I want to run local optimizers on a multi-dimensional function $f$ with several local minima.
To make sure to trap into the real global optimum, I am running first an initial sampling (e.g. randomly) over a wider space, and get, e.g., $n$ combinations of $(f_i, X_i)$. If I now rank the function values, then it is not given that e.g. the lowest and 2nd lowest fi belong to the same local minimum, so I want to run a kind of cluster analysis upfront to the local minimizations. However, I wonder which algorithms work efficient, would e.g. a $k$-mean cluster analysis fit, and how to apply it?

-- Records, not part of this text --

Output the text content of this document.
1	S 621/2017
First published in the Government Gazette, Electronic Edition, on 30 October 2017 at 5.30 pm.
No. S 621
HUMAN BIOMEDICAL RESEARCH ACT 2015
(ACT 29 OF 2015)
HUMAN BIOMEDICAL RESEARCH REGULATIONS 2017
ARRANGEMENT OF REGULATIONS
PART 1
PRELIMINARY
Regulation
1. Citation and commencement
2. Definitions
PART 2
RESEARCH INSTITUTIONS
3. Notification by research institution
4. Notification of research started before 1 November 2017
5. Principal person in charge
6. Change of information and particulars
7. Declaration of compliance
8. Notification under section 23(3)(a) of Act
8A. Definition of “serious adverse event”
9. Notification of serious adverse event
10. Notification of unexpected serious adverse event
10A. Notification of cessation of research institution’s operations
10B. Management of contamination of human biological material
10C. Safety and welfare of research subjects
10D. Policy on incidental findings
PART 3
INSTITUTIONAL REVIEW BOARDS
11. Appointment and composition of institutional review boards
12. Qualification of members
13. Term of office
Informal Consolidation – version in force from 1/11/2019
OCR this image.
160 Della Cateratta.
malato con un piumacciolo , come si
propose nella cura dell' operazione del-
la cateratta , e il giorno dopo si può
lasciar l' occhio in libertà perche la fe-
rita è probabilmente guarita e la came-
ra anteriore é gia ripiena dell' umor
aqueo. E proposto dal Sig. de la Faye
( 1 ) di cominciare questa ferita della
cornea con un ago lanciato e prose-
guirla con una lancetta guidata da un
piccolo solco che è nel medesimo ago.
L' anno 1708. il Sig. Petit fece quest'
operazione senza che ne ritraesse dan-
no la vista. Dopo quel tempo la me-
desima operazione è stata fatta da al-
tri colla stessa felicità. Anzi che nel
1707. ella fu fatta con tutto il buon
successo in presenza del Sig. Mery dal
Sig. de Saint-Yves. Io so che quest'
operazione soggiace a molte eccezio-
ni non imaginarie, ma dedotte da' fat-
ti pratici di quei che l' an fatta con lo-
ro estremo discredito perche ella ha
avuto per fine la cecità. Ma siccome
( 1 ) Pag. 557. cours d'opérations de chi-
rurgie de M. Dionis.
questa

Usually the number of local minimums is not known, but we can assume that there are usually only 1 to 3, not more. The functions have typically 2 to 7 dimensions, and the initial random sample has e.g. n=50 to 500 points.
One difficulty, I already observed is that if the initial sampling does not cover a really wide space, then it is likely that e.g. even the true global minimum is not hit often, compared to a local optimum in the center of the sampling space.
One brute-force method would be to pick a good sample $(f_o,X_o)$, and to pick also 6 other samples "nearby", and to create a quadratic model. If the Hessian has good properties, then we have a good candidate. Then we might check for another "good" sample regarding $f$, but with $X-X_o$ large enough, but I wonder if there are existing "packaged" methods?
I wonder, if we first filter out all $f_i > f$ (too large), and simply run $k$-mean, do we filter out too many local optimum clusters, so that the over-all optimization would not be better then most local optimization methods?